Period : Han Dynasty (206 BC - 220 AD)
Medium : Earthenware with Green glaze
Dimension : 25.4cm x 23.7cm
Provenance : The piece was acquired in Hong Kong in the year 1999.
Condition : Good
Reference : 
1) The Metropolitan Museum of Art - Accession Number: 1994.605.19
https://www.metmuseum.org/art/collection/search/44320
2)  Minneapolis Institute of Art - Accession Number:89.43.2.1
https://collections.artsmia.org/art/3850/milling-shed-china


* Han Dynasty Pottery

Han Dynasty pottery, originating from one of China's most significant historical periods (202 BCE – 220 CE), is renowned for its technological and artistic achievements in ceramic production.
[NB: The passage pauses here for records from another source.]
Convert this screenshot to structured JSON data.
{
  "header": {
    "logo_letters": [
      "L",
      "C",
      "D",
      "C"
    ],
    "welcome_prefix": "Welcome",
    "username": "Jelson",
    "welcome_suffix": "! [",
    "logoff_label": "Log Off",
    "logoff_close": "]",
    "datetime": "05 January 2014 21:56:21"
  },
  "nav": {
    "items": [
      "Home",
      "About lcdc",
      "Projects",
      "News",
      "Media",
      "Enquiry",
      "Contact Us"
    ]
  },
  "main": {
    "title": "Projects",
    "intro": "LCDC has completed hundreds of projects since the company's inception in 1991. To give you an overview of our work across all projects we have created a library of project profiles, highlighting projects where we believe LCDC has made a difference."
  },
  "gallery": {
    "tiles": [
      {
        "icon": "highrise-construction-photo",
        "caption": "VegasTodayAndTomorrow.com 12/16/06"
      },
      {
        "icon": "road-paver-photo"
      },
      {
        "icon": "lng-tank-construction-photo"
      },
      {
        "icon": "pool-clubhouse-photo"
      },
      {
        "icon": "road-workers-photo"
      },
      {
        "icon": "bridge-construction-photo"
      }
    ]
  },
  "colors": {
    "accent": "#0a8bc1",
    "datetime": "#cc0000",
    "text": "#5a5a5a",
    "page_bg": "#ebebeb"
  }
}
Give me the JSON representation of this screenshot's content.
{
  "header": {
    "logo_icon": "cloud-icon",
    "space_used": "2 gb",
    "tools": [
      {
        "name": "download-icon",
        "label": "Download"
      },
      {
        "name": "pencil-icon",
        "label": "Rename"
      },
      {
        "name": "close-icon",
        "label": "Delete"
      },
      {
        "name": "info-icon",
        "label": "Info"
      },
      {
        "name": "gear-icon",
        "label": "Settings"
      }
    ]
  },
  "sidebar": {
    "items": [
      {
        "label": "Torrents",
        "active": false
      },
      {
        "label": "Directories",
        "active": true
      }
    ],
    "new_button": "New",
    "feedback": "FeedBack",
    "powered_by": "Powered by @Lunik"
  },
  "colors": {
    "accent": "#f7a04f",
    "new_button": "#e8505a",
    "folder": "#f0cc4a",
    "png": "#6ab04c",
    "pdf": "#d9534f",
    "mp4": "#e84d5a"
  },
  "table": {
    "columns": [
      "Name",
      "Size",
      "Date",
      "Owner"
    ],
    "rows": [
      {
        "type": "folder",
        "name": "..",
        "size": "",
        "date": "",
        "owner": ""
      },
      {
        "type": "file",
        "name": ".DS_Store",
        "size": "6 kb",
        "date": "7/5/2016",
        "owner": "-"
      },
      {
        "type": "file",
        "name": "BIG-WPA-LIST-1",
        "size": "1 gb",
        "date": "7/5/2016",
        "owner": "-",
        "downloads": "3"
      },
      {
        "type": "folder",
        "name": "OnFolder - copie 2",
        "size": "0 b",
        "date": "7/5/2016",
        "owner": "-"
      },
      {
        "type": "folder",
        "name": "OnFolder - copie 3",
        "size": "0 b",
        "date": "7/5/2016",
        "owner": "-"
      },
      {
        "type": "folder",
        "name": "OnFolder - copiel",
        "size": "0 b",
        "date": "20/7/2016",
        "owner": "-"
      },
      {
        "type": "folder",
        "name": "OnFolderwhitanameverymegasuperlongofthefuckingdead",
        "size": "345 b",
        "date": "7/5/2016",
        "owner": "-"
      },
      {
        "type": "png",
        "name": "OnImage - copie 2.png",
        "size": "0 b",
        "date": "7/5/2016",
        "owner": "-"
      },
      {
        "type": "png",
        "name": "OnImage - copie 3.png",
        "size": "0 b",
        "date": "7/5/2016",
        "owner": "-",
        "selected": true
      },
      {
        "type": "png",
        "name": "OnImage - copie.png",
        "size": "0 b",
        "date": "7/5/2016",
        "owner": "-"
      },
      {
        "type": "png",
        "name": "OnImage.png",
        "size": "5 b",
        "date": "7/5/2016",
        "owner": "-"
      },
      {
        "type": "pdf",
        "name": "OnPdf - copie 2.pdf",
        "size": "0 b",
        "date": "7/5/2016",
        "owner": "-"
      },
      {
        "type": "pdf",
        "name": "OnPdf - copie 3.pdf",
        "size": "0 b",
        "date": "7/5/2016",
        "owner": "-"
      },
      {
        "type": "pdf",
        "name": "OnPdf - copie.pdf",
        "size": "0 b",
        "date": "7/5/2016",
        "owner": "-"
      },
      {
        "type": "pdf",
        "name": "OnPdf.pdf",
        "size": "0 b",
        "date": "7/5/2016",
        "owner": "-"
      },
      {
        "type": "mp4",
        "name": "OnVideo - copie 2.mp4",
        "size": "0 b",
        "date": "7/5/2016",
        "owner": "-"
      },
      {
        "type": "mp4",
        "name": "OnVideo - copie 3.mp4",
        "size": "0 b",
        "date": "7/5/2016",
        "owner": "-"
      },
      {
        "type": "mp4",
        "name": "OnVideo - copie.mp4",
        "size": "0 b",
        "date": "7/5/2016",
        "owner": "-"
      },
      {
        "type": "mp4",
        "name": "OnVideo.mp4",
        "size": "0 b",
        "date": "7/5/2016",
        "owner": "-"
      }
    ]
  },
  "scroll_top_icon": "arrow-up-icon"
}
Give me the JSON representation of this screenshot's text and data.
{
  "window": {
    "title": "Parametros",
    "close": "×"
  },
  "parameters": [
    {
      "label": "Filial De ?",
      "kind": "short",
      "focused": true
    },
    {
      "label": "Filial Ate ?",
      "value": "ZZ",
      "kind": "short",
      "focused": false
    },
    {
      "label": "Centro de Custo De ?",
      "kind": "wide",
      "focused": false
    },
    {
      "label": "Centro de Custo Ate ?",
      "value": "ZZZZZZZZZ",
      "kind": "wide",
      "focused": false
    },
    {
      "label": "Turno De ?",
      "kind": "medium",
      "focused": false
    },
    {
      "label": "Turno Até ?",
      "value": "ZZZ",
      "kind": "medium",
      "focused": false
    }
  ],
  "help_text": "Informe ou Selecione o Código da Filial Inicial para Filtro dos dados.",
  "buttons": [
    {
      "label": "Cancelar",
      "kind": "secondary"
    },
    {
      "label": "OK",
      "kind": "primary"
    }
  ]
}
These artifacts typically feature a distinctive green glaze, although other colors were also used. The pottery often includes intricate decorative motifs, such as animals, mythological figures, and geometric patterns.

The craftsmanship during the Han Dynasty was advanced, with pottery techniques that were innovative for the time. These pieces were not only utilitarian but also held ceremonial and symbolic significance. The shapes and designs of Han Dynasty pottery vary, including items like urns, vases, and figures, reflecting both the daily life and the spiritual beliefs of the period.